Era scomparsa dagli anni ‘50 ma ora la lontra è tornata nelle valli delle Dolomiti: “È una specie molto elusiva”
Nella zona delle Dolomiti nuovi avvistamenti che riguardano la lontra, i ricercatori: “Stiamo monitorando tutto il fiume Piave partendo dai torrenti del Comelico”
BELLUNO. La scomparsa della lontra risale addirittura agli anni ‘50 quando gli ultimi esemplari vennero avvistati nella zona delle Dolomiti, ora però c’è una buona notizia: è tornata e sta ripopolando la zona del Piave.
Il primo segnale sulla sua presenza risale al novembre 2022, nella zona del Comelico ai piedi delle Dolomiti.
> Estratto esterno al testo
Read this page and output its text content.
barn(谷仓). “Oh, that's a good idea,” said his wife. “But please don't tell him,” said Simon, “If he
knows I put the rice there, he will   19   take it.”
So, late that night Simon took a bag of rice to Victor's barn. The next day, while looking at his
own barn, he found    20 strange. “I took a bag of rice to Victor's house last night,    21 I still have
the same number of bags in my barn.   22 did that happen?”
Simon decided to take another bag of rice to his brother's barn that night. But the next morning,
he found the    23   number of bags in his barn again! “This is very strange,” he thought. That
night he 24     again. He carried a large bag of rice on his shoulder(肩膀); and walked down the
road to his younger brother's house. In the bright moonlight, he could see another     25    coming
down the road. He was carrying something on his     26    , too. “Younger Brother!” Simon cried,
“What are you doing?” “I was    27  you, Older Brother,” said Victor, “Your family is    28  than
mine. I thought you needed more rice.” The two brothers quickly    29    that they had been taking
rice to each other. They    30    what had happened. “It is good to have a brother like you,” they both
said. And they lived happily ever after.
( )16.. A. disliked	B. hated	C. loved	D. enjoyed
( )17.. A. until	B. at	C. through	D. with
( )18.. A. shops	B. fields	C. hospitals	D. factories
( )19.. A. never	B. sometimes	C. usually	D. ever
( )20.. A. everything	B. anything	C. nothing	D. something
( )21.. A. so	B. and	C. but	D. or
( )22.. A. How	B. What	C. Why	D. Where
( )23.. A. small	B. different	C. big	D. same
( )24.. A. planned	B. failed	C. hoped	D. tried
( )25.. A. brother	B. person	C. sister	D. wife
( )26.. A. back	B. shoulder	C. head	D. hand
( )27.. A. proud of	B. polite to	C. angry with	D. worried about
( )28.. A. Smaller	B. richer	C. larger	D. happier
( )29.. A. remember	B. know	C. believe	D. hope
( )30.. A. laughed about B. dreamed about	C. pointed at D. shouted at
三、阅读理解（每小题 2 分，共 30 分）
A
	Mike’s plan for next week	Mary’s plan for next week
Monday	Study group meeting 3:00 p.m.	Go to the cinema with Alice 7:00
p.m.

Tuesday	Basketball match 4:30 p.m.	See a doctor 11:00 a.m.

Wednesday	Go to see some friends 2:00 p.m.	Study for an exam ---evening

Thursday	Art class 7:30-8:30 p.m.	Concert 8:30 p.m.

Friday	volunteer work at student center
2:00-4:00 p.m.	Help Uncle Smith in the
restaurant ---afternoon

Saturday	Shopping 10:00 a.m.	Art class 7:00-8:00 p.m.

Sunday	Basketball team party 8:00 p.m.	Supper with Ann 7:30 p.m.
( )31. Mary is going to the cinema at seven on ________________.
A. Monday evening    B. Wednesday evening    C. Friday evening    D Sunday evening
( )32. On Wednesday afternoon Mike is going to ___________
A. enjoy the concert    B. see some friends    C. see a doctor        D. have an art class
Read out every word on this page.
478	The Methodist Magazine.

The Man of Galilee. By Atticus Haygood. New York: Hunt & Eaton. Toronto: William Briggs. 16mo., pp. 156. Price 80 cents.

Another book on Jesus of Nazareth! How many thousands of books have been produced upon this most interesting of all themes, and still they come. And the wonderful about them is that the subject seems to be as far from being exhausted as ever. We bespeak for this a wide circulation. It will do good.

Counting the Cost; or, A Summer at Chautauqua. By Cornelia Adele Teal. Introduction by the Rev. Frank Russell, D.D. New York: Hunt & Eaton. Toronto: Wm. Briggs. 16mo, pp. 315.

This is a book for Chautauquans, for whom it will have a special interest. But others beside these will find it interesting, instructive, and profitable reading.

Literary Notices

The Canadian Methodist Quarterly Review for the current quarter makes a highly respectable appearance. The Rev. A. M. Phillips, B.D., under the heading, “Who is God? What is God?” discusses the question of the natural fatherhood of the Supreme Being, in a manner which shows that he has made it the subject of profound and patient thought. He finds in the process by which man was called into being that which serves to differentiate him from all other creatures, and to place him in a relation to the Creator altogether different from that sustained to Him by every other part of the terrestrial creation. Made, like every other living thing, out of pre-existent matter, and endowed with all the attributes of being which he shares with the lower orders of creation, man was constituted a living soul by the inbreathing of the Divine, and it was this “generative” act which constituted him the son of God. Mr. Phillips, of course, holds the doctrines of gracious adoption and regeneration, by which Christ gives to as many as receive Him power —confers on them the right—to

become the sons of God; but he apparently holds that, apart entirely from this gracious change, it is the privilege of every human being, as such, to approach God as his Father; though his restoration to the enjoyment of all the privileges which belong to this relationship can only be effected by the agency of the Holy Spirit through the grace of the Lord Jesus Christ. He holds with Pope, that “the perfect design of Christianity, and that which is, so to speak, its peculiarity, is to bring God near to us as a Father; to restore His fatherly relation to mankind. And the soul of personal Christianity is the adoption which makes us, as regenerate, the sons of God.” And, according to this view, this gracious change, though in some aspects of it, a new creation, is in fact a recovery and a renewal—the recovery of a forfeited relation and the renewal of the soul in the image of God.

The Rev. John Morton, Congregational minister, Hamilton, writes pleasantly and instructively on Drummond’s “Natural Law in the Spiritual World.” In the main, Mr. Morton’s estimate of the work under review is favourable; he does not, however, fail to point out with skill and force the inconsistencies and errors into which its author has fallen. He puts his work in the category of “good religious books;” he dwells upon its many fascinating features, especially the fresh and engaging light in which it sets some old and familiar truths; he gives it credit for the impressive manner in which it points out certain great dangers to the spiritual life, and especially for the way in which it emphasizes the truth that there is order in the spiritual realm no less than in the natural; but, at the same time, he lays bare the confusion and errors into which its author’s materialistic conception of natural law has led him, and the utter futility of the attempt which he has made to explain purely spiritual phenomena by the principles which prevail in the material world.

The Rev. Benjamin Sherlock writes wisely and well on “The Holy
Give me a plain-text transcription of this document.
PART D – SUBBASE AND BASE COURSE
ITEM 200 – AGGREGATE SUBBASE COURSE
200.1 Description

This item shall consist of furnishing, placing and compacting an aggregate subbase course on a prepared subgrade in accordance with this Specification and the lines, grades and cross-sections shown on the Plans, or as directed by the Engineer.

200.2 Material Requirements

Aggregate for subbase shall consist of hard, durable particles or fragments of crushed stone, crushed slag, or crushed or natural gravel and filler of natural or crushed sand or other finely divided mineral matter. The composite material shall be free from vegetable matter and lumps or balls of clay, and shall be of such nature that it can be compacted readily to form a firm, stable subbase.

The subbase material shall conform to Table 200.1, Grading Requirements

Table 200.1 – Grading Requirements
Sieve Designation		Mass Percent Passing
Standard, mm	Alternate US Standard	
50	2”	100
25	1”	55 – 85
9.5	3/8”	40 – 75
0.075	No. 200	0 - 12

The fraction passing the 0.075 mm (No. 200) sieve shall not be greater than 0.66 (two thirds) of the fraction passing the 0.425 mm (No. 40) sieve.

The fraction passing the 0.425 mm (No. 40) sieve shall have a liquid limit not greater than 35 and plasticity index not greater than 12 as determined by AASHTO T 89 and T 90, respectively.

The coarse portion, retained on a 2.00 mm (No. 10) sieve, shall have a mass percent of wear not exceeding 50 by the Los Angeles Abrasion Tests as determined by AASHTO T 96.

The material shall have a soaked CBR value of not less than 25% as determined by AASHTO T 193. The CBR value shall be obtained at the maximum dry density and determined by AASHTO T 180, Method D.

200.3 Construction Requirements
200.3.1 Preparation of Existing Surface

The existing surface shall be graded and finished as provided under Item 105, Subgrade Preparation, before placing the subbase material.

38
Da quel momento un gruppo di ricercatori, fra cui Gabriele De Nadai, Michele Cassol, Luca Lapini e Fabio Dartora (che è anche l’autore dell’ultimo video), si sono messi sulle sue tracce. In breve tempo i ricercatori erano riusciti a ottenere anche delle immagini, nell’area del torrente Ansiei in Provincia di Belluno.
“Si tratta di una specie molto difficile da individuare proprio per via della sua elusività – sottolinea Dartora – per questo stiamo monitorando tutto il fiume Piave partendo dai torrenti del Comelico”. A quanto pare la lontra si è spinta fino all’altezza di Sedico.
Stando ai primi dati raccolti, seppur parziali, è possibile supporre che le lontre siano tornate sulle Alpi Venete da circa quattro anni. “Non è una cosa banale – sottolineano gli esperti – perché in ambienti montani di questo tipo per una lontra non è facile sopravvivere per un periodo così lungo”. Al momento i ricercatori ritengono più probabile che le lontre bellunesi siano arrivate dall’Austria o dall’Alto Adige (dove è presente dal 2013) anziché dal Friuli-Venezia Giulia come era stato ipotizzato in origine.
Come già evidenziato dal Parco Naturale Paneveggio Pale di San Martino la lontra sta tornando a diffondersi nelle Alpi ponendo i ricercatori di fronte a un grande punto interrogativo “perché non è ancora stato chiarito in che modo la lontra stia tornando nello spazio alpino. Per molti anni la carta di diffusione di questo mustelide presentava una grande vuoto proprio sulle Alpi. Ora però la lontra sta ritornando in Francia, in Slovenia e soprattutto nelle Alpi orientali, in Stiria così come in Alta e Bassa Austria gli avvistamenti di lontre sono in aumento”.